Prior to her institutionalization, she often turned to alcohol, and "Lived in Bars" reflects upon those nights of drinking to oblivion. A wheeze of saxophone drifts in like cigarette smoke to join her at the piano. Marshall's hoarse. She's been crying. "There's nothing like living in a bottle," she sings. And that's when you realize the title is positively Freudian. What better word than "bars" could describe how she feels trapped? And whether they're made of iron or glass or her own nerves, they form just as strong a prison.
By the time "Hate" rolls around, she's all alone, guitar twinging in an empty room. Her friends are worried about her. "Do you believe she said that?" goes the call, and the response is heartbreaking: She softly croaks, "I said I hate myself and waaaaauhhhnt to die."
Death also shows up in more subtle ways on The Greatest. In "Islands," she says that if "my sailor" isn't coming back, she'll "sleep eternally." During "The Moon," she asks if the "big bad beautiful you" will still be around "when they put me six feet underground."
On such songs, the accompaniment is skeletal, emphasizing her feeling of isolation. Elsewhere, however, her bandmates accentuate their instruments --- a woozy saxophone at the end of "Willie," fiddle at the beginning of "Empty Shell," organ on "Living Proof" --- as if each tone is a memory or emotion flaring to the surface, then diving back into repression.

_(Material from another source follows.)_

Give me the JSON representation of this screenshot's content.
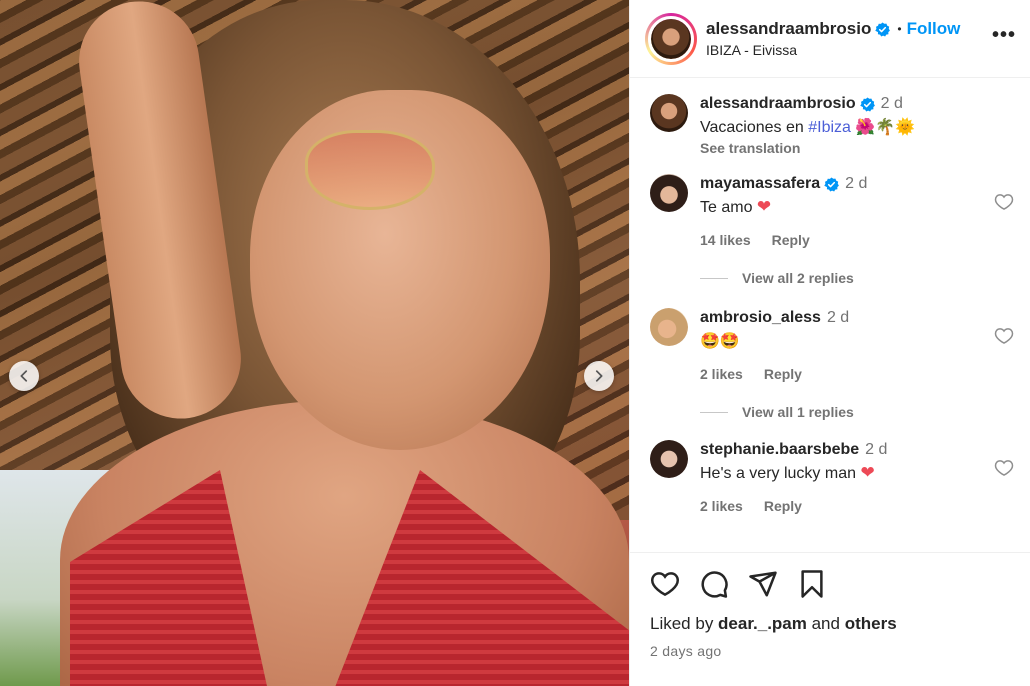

"Love & Communication," which even has some heaves of electric guitar, is the busiest piece on the album, and its comparatively bombastic spirit sounds triumphant in light of Marshall's recent months. She's sober now, or at least on the path to sobriety. Her live shows have greater focus and energy. She credits the Memphis Rhythm Band with boosting her confidence and allaying her stage fright. She's doing interviews and recording more material.
When she's surrendering control on the title track to The Greatest, she speaks of a "later parade." With any luck, she's found it.